When the anthem plays before an Olympic hockey game or during a medal ceremony, it isn’t a campaign rally. It’s a reminder that beyond elections, beyond scandals, beyond cable news narratives, there is still a shared national story.
Rejecting that because of who sits in office reflects not moral superiority—but political exhaustion turned inward.
The beauty of America has always been that fierce internal debate coexists with external unity. We argue loudly at home—but when representing the country abroad, we rally.
That balance is fragile.
You don’t have to like any politician to appreciate the meaning of a national team. You don’t have to agree with half the country to stand beside them when the stakes are international.

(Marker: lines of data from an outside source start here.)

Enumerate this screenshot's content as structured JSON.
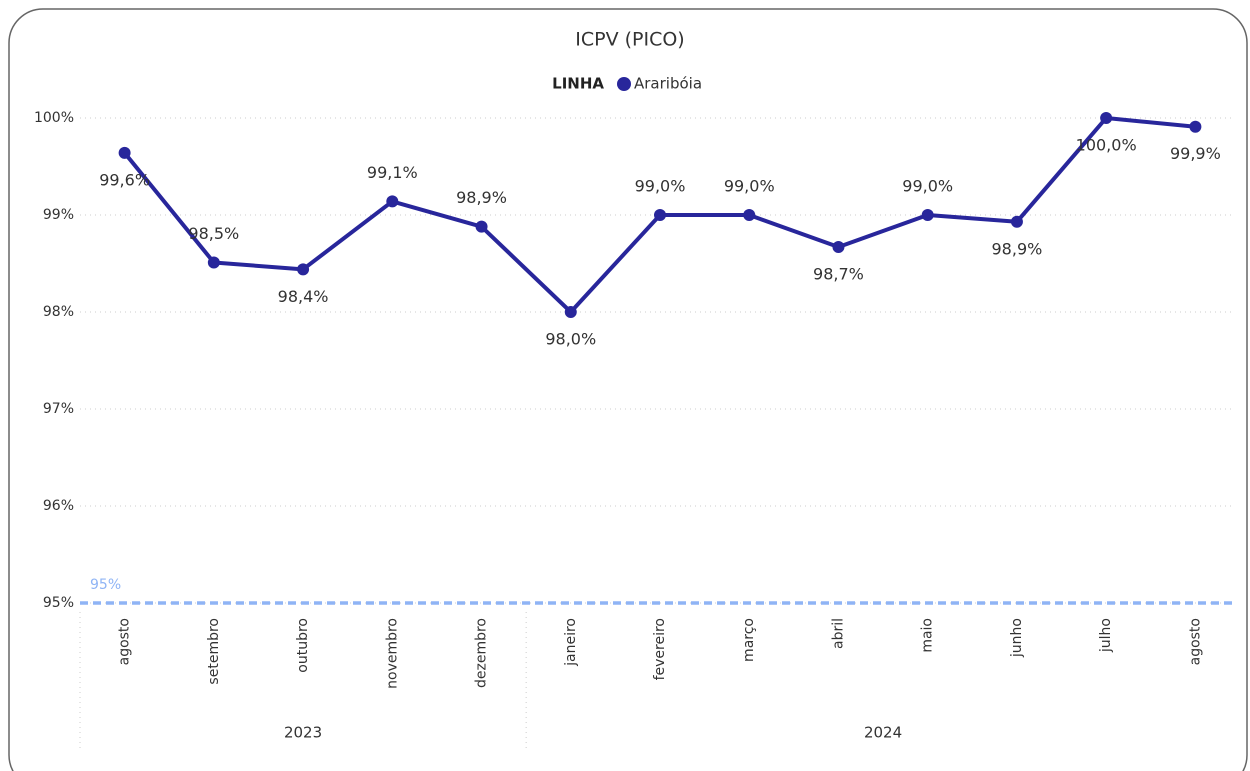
{
  "chart_data": {
    "type": "line",
    "title": "ICPV (PICO)",
    "legend_title": "LINHA",
    "legend_position": "top",
    "categories": [
      "agosto",
      "setembro",
      "outubro",
      "novembro",
      "dezembro",
      "janeiro",
      "fevereiro",
      "março",
      "abril",
      "maio",
      "junho",
      "julho",
      "agosto"
    ],
    "category_years": [
      "2023",
      "2023",
      "2023",
      "2023",
      "2023",
      "2024",
      "2024",
      "2024",
      "2024",
      "2024",
      "2024",
      "2024",
      "2024"
    ],
    "series": [
      {
        "name": "Araribóia",
        "color": "#28269b",
        "values": [
          99.64,
          98.51,
          98.44,
          99.14,
          98.88,
          98.0,
          99.0,
          99.0,
          98.67,
          99.0,
          98.93,
          100.0,
          99.91
        ],
        "value_labels": [
          "99,6%",
          "98,5%",
          "98,4%",
          "99,1%",
          "98,9%",
          "98,0%",
          "99,0%",
          "99,0%",
          "98,7%",
          "99,0%",
          "98,9%",
          "100,0%",
          "99,9%"
        ]
      }
    ],
    "ylim": [
      95,
      100
    ],
    "yticks": [
      {
        "value": 95,
        "label": "95%"
      },
      {
        "value": 96,
        "label": "96%"
      },
      {
        "value": 97,
        "label": "97%"
      },
      {
        "value": 98,
        "label": "98%"
      },
      {
        "value": 99,
        "label": "99%"
      },
      {
        "value": 100,
        "label": "100%"
      }
    ],
    "grid": true,
    "reference_line": {
      "value": 95,
      "label": "95%",
      "color": "#8fb4f5"
    }
  }
}
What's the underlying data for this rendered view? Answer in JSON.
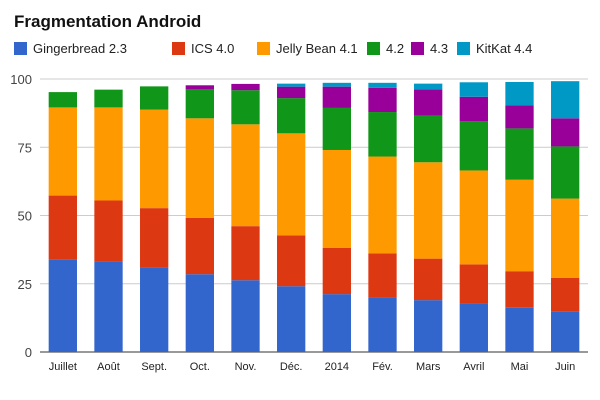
{
  "chart_data": {
    "type": "bar",
    "stacked": true,
    "title": "Fragmentation Android",
    "xlabel": "",
    "ylabel": "",
    "ylim": [
      0,
      100
    ],
    "yticks": [
      "0",
      "25",
      "50",
      "75",
      "100"
    ],
    "grid": true,
    "legend_position": "top",
    "categories": [
      "Juillet",
      "Août",
      "Sept.",
      "Oct.",
      "Nov.",
      "Déc.",
      "2014",
      "Fév.",
      "Mars",
      "Avril",
      "Mai",
      "Juin"
    ],
    "series": [
      {
        "name": "Gingerbread 2.3",
        "color": "#3366cc",
        "values": [
          34,
          33,
          31,
          28.5,
          26.3,
          24.1,
          21.2,
          20,
          19,
          17.8,
          16.2,
          14.9
        ]
      },
      {
        "name": "ICS 4.0",
        "color": "#dc3912",
        "values": [
          23.3,
          22.5,
          21.7,
          20.6,
          19.8,
          18.6,
          16.9,
          16.1,
          15.2,
          14.3,
          13.4,
          12.3
        ]
      },
      {
        "name": "Jelly Bean 4.1",
        "color": "#ff9900",
        "values": [
          32.3,
          34.1,
          36.1,
          36.5,
          37.3,
          37.4,
          35.9,
          35.5,
          35.3,
          34.4,
          33.5,
          29
        ]
      },
      {
        "name": "4.2",
        "color": "#109618",
        "values": [
          5.6,
          6.5,
          8.5,
          10.6,
          12.5,
          12.9,
          15.4,
          16.3,
          17.1,
          18.1,
          18.8,
          19.1
        ]
      },
      {
        "name": "4.3",
        "color": "#990099",
        "values": [
          0,
          0,
          0,
          1.5,
          2.3,
          4.2,
          7.8,
          8.9,
          9.6,
          8.9,
          8.5,
          10.3
        ]
      },
      {
        "name": "KitKat 4.4",
        "color": "#0099c6",
        "values": [
          0,
          0,
          0,
          0,
          0,
          1.1,
          1.4,
          1.8,
          2.1,
          5.3,
          8.5,
          13.6
        ]
      }
    ]
  }
}
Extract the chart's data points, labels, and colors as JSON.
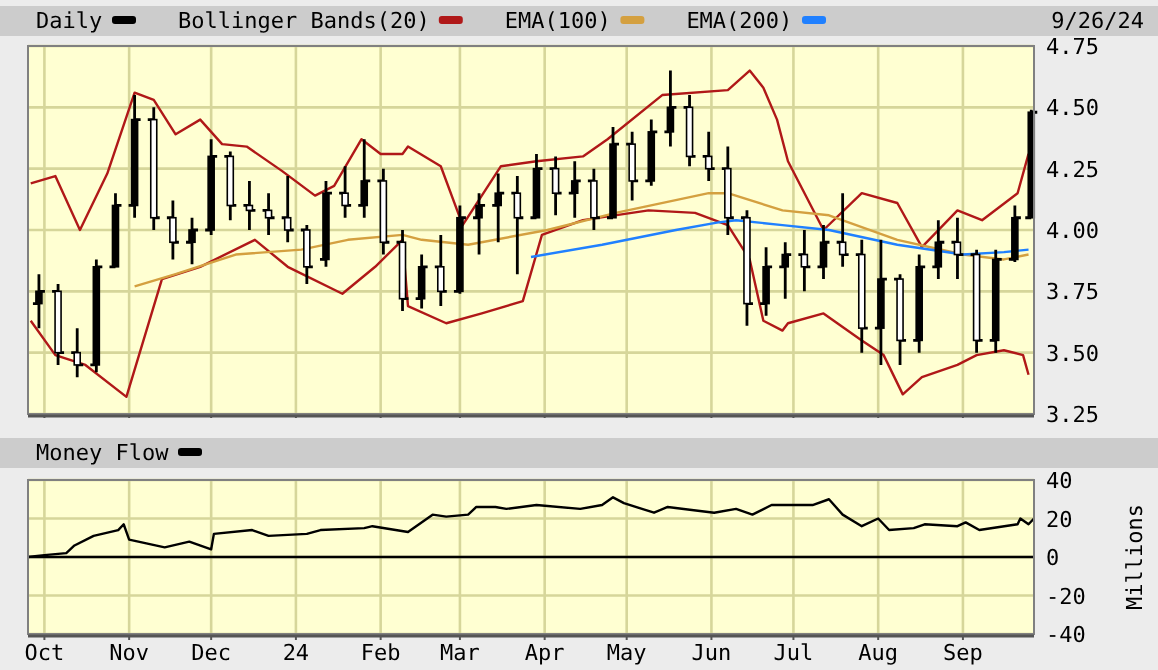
{
  "chart_data": [
    {
      "type": "candlestick",
      "xlim": [
        "2023-09-25",
        "2024-09-27"
      ],
      "ylim": [
        3.25,
        4.75
      ],
      "xticks": [
        {
          "value": "2023-10-01",
          "label": null
        },
        {
          "value": "2023-11-01",
          "label": null
        },
        {
          "value": "2023-12-01",
          "label": null
        },
        {
          "value": "2024-01-01",
          "label": null
        },
        {
          "value": "2024-02-01",
          "label": null
        },
        {
          "value": "2024-03-01",
          "label": null
        },
        {
          "value": "2024-04-01",
          "label": null
        },
        {
          "value": "2024-05-01",
          "label": null
        },
        {
          "value": "2024-06-01",
          "label": null
        },
        {
          "value": "2024-07-01",
          "label": null
        },
        {
          "value": "2024-08-01",
          "label": null
        },
        {
          "value": "2024-09-01",
          "label": null
        }
      ],
      "yticks": [
        3.25,
        {
          "value": 3.5,
          "label": "3.50"
        },
        3.75,
        {
          "value": 4,
          "label": "4.00"
        },
        4.25,
        {
          "value": 4.5,
          "label": "4.50"
        },
        4.75
      ],
      "tick_labels": "y",
      "grid": true,
      "legend": "top left",
      "annotations": [
        "9/26/24"
      ],
      "series": [
        {
          "name": "Daily",
          "color": "#000000",
          "x": [
            "2023-09-29",
            "2023-10-06",
            "2023-10-13",
            "2023-10-20",
            "2023-10-27",
            "2023-11-03",
            "2023-11-10",
            "2023-11-17",
            "2023-11-24",
            "2023-12-01",
            "2023-12-08",
            "2023-12-15",
            "2023-12-22",
            "2023-12-29",
            "2024-01-05",
            "2024-01-12",
            "2024-01-19",
            "2024-01-26",
            "2024-02-02",
            "2024-02-09",
            "2024-02-16",
            "2024-02-23",
            "2024-03-01",
            "2024-03-08",
            "2024-03-15",
            "2024-03-22",
            "2024-03-29",
            "2024-04-05",
            "2024-04-12",
            "2024-04-19",
            "2024-04-26",
            "2024-05-03",
            "2024-05-10",
            "2024-05-17",
            "2024-05-24",
            "2024-05-31",
            "2024-06-07",
            "2024-06-14",
            "2024-06-21",
            "2024-06-28",
            "2024-07-05",
            "2024-07-12",
            "2024-07-19",
            "2024-07-26",
            "2024-08-02",
            "2024-08-09",
            "2024-08-16",
            "2024-08-23",
            "2024-08-30",
            "2024-09-06",
            "2024-09-13",
            "2024-09-20",
            "2024-09-26"
          ],
          "ohlc": [
            [
              3.7,
              3.82,
              3.6,
              3.75
            ],
            [
              3.75,
              3.78,
              3.45,
              3.5
            ],
            [
              3.5,
              3.6,
              3.4,
              3.45
            ],
            [
              3.45,
              3.88,
              3.42,
              3.85
            ],
            [
              3.85,
              4.15,
              3.85,
              4.1
            ],
            [
              4.1,
              4.55,
              4.05,
              4.45
            ],
            [
              4.45,
              4.5,
              4.0,
              4.05
            ],
            [
              4.05,
              4.12,
              3.88,
              3.95
            ],
            [
              3.95,
              4.05,
              3.86,
              4.0
            ],
            [
              4.0,
              4.37,
              3.98,
              4.3
            ],
            [
              4.3,
              4.32,
              4.04,
              4.1
            ],
            [
              4.1,
              4.2,
              4.0,
              4.08
            ],
            [
              4.08,
              4.15,
              3.98,
              4.05
            ],
            [
              4.05,
              4.22,
              3.95,
              4.0
            ],
            [
              4.0,
              4.02,
              3.78,
              3.85
            ],
            [
              3.88,
              4.2,
              3.85,
              4.15
            ],
            [
              4.15,
              4.26,
              4.05,
              4.1
            ],
            [
              4.1,
              4.37,
              4.05,
              4.2
            ],
            [
              4.2,
              4.25,
              3.9,
              3.95
            ],
            [
              3.95,
              4.0,
              3.67,
              3.72
            ],
            [
              3.72,
              3.9,
              3.68,
              3.85
            ],
            [
              3.85,
              3.98,
              3.69,
              3.75
            ],
            [
              3.75,
              4.1,
              3.74,
              4.05
            ],
            [
              4.05,
              4.15,
              3.9,
              4.1
            ],
            [
              4.1,
              4.23,
              3.95,
              4.15
            ],
            [
              4.15,
              4.22,
              3.82,
              4.05
            ],
            [
              4.05,
              4.31,
              4.05,
              4.25
            ],
            [
              4.25,
              4.3,
              4.06,
              4.15
            ],
            [
              4.15,
              4.28,
              4.05,
              4.2
            ],
            [
              4.2,
              4.25,
              4.0,
              4.05
            ],
            [
              4.05,
              4.42,
              4.05,
              4.35
            ],
            [
              4.35,
              4.4,
              4.12,
              4.2
            ],
            [
              4.2,
              4.45,
              4.18,
              4.4
            ],
            [
              4.4,
              4.65,
              4.34,
              4.5
            ],
            [
              4.5,
              4.55,
              4.26,
              4.3
            ],
            [
              4.3,
              4.4,
              4.2,
              4.25
            ],
            [
              4.25,
              4.34,
              3.98,
              4.05
            ],
            [
              4.05,
              4.08,
              3.61,
              3.7
            ],
            [
              3.7,
              3.93,
              3.65,
              3.85
            ],
            [
              3.85,
              3.95,
              3.72,
              3.9
            ],
            [
              3.9,
              4.0,
              3.75,
              3.85
            ],
            [
              3.85,
              4.02,
              3.8,
              3.95
            ],
            [
              3.95,
              4.15,
              3.85,
              3.9
            ],
            [
              3.9,
              3.96,
              3.5,
              3.6
            ],
            [
              3.6,
              3.96,
              3.45,
              3.8
            ],
            [
              3.8,
              3.82,
              3.45,
              3.55
            ],
            [
              3.55,
              3.9,
              3.5,
              3.85
            ],
            [
              3.85,
              4.04,
              3.8,
              3.95
            ],
            [
              3.95,
              4.05,
              3.8,
              3.9
            ],
            [
              3.9,
              3.92,
              3.5,
              3.55
            ],
            [
              3.55,
              3.92,
              3.5,
              3.88
            ],
            [
              3.88,
              4.1,
              3.87,
              4.05
            ],
            [
              4.05,
              4.49,
              4.05,
              4.48
            ]
          ]
        },
        {
          "name": "Bollinger Bands(20)",
          "type": "line",
          "color": "#b01818",
          "x": [
            "2023-09-26",
            "2023-10-05",
            "2023-10-14",
            "2023-10-24",
            "2023-11-03",
            "2023-11-10",
            "2023-11-18",
            "2023-11-27",
            "2023-12-05",
            "2023-12-14",
            "2023-12-27",
            "2024-01-08",
            "2024-01-15",
            "2024-01-25",
            "2024-02-01",
            "2024-02-09",
            "2024-02-11",
            "2024-02-23",
            "2024-03-02",
            "2024-03-16",
            "2024-03-29",
            "2024-04-15",
            "2024-04-24",
            "2024-05-14",
            "2024-06-07",
            "2024-06-15",
            "2024-06-20",
            "2024-06-25",
            "2024-06-29",
            "2024-07-12",
            "2024-07-26",
            "2024-08-08",
            "2024-08-17",
            "2024-08-30",
            "2024-09-08",
            "2024-09-21",
            "2024-09-25"
          ],
          "values": [
            4.19,
            4.22,
            4.0,
            4.23,
            4.56,
            4.53,
            4.39,
            4.45,
            4.35,
            4.34,
            4.24,
            4.14,
            4.18,
            4.37,
            4.31,
            4.31,
            4.34,
            4.26,
            4.02,
            4.26,
            4.28,
            4.3,
            4.37,
            4.55,
            4.57,
            4.65,
            4.58,
            4.45,
            4.28,
            4.0,
            4.15,
            4.11,
            3.93,
            4.08,
            4.04,
            4.15,
            4.31
          ]
        },
        {
          "type": "line",
          "color": "#b01818",
          "x": [
            "2023-09-26",
            "2023-10-05",
            "2023-10-16",
            "2023-10-31",
            "2023-11-13",
            "2023-11-27",
            "2023-12-17",
            "2023-12-29",
            "2024-01-18",
            "2024-01-30",
            "2024-02-09",
            "2024-02-11",
            "2024-02-25",
            "2024-03-09",
            "2024-03-24",
            "2024-03-31",
            "2024-04-15",
            "2024-05-09",
            "2024-05-26",
            "2024-06-07",
            "2024-06-15",
            "2024-06-20",
            "2024-06-27",
            "2024-06-29",
            "2024-07-12",
            "2024-07-26",
            "2024-08-03",
            "2024-08-10",
            "2024-08-17",
            "2024-08-30",
            "2024-09-06",
            "2024-09-16",
            "2024-09-23",
            "2024-09-25"
          ],
          "values": [
            3.63,
            3.49,
            3.45,
            3.32,
            3.8,
            3.85,
            3.96,
            3.85,
            3.74,
            3.85,
            3.96,
            3.69,
            3.62,
            3.66,
            3.71,
            3.98,
            4.04,
            4.08,
            4.07,
            4.02,
            3.88,
            3.63,
            3.59,
            3.62,
            3.66,
            3.55,
            3.49,
            3.33,
            3.4,
            3.45,
            3.49,
            3.51,
            3.49,
            3.41
          ]
        },
        {
          "name": "EMA(100)",
          "type": "line",
          "color": "#d4a040",
          "x": [
            "2023-11-03",
            "2023-11-18",
            "2023-12-10",
            "2024-01-03",
            "2024-01-20",
            "2024-02-09",
            "2024-02-16",
            "2024-03-04",
            "2024-04-02",
            "2024-04-27",
            "2024-05-31",
            "2024-06-07",
            "2024-06-27",
            "2024-07-14",
            "2024-08-08",
            "2024-09-01",
            "2024-09-16",
            "2024-09-25"
          ],
          "values": [
            3.77,
            3.82,
            3.9,
            3.92,
            3.96,
            3.98,
            3.96,
            3.94,
            4.0,
            4.07,
            4.15,
            4.15,
            4.08,
            4.06,
            3.96,
            3.9,
            3.88,
            3.9
          ]
        },
        {
          "name": "EMA(200)",
          "type": "line",
          "color": "#2080ff",
          "x": [
            "2024-03-27",
            "2024-04-22",
            "2024-05-19",
            "2024-06-03",
            "2024-06-10",
            "2024-06-27",
            "2024-07-14",
            "2024-08-08",
            "2024-09-01",
            "2024-09-16",
            "2024-09-25"
          ],
          "values": [
            3.89,
            3.94,
            4.0,
            4.03,
            4.04,
            4.02,
            4.0,
            3.94,
            3.9,
            3.91,
            3.92
          ]
        }
      ]
    },
    {
      "type": "line",
      "xlim": [
        "2023-09-25",
        "2024-09-27"
      ],
      "ylim": [
        -40,
        40
      ],
      "xticks": [
        {
          "value": "2023-10-01",
          "label": "Oct"
        },
        {
          "value": "2023-11-01",
          "label": "Nov"
        },
        {
          "value": "2023-12-01",
          "label": "Dec"
        },
        {
          "value": "2024-01-01",
          "label": "24"
        },
        {
          "value": "2024-02-01",
          "label": "Feb"
        },
        {
          "value": "2024-03-01",
          "label": "Mar"
        },
        {
          "value": "2024-04-01",
          "label": "Apr"
        },
        {
          "value": "2024-05-01",
          "label": "May"
        },
        {
          "value": "2024-06-01",
          "label": "Jun"
        },
        {
          "value": "2024-07-01",
          "label": "Jul"
        },
        {
          "value": "2024-08-01",
          "label": "Aug"
        },
        {
          "value": "2024-09-01",
          "label": "Sep"
        }
      ],
      "yticks": [
        -40,
        -20,
        0,
        20,
        40
      ],
      "ylabel": "Millions",
      "grid": true,
      "legend": "top left",
      "ref_lines": [
        {
          "axis": "y",
          "value": 0,
          "color": "#000000"
        }
      ],
      "series": [
        {
          "name": "Money Flow",
          "color": "#000000",
          "x": [
            "2023-09-25",
            "2023-10-01",
            "2023-10-09",
            "2023-10-12",
            "2023-10-19",
            "2023-10-28",
            "2023-10-30",
            "2023-11-01",
            "2023-11-14",
            "2023-11-23",
            "2023-12-01",
            "2023-12-02",
            "2023-12-16",
            "2023-12-22",
            "2024-01-05",
            "2024-01-10",
            "2024-01-26",
            "2024-01-29",
            "2024-02-11",
            "2024-02-20",
            "2024-02-25",
            "2024-03-04",
            "2024-03-07",
            "2024-03-14",
            "2024-03-18",
            "2024-03-29",
            "2024-04-14",
            "2024-04-22",
            "2024-04-26",
            "2024-04-30",
            "2024-05-11",
            "2024-05-16",
            "2024-06-02",
            "2024-06-10",
            "2024-06-16",
            "2024-06-23",
            "2024-07-08",
            "2024-07-14",
            "2024-07-19",
            "2024-07-26",
            "2024-08-01",
            "2024-08-05",
            "2024-08-14",
            "2024-08-18",
            "2024-08-30",
            "2024-09-02",
            "2024-09-07",
            "2024-09-21",
            "2024-09-22",
            "2024-09-25",
            "2024-09-27"
          ],
          "values": [
            0,
            1,
            2,
            6,
            11,
            14,
            17,
            9,
            5,
            8,
            4,
            12,
            14,
            11,
            12,
            14,
            15,
            16,
            13,
            22,
            21,
            22,
            26,
            26,
            25,
            27,
            25,
            27,
            31,
            28,
            23,
            26,
            23,
            25,
            22,
            27,
            27,
            30,
            22,
            16,
            20,
            14,
            15,
            17,
            16,
            18,
            14,
            17,
            20,
            17,
            20
          ]
        }
      ]
    }
  ]
}
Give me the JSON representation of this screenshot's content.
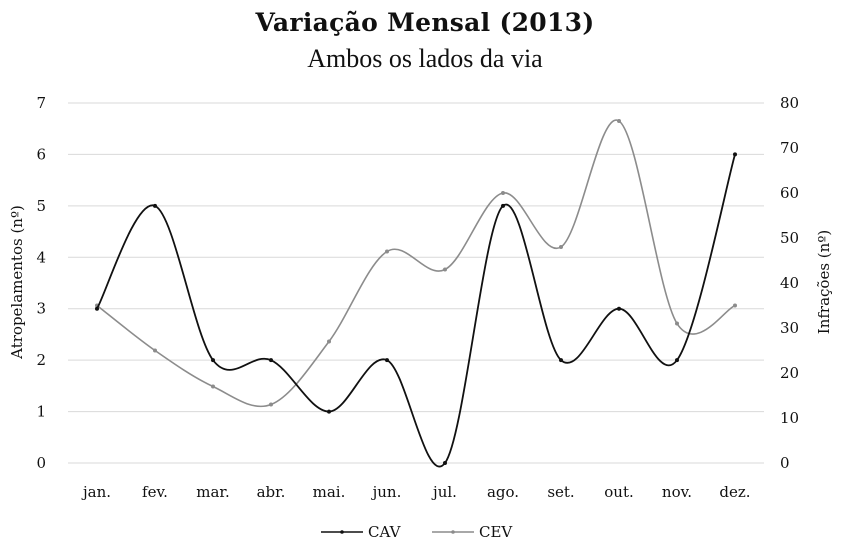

If partisan dislike pushes someone to cheer for a rival nation purely out of spite, that says less about politics and more about how deeply polarized our emotional reflexes have become.
Sports should be an escape from that.
The Olympic ice should be a place where, for a few hours, Americans remember that the crest matters more than the candidate.
And if we lose that—if even the jersey becomes partisan—then we’ve let politics shrink something that was meant to be bigger than all of us.
Let me ask you this, are you so callous that when the late Johnny Hockey’s children were brought on the ice where you not brought to tears? If you weren’t you are nothing more than a cold heartless person.
I do not like our sitting President, I do not like who he ran against in the election, they were both unqualified in my opinion, but I still cheer for MY country, OUR country! And I always will!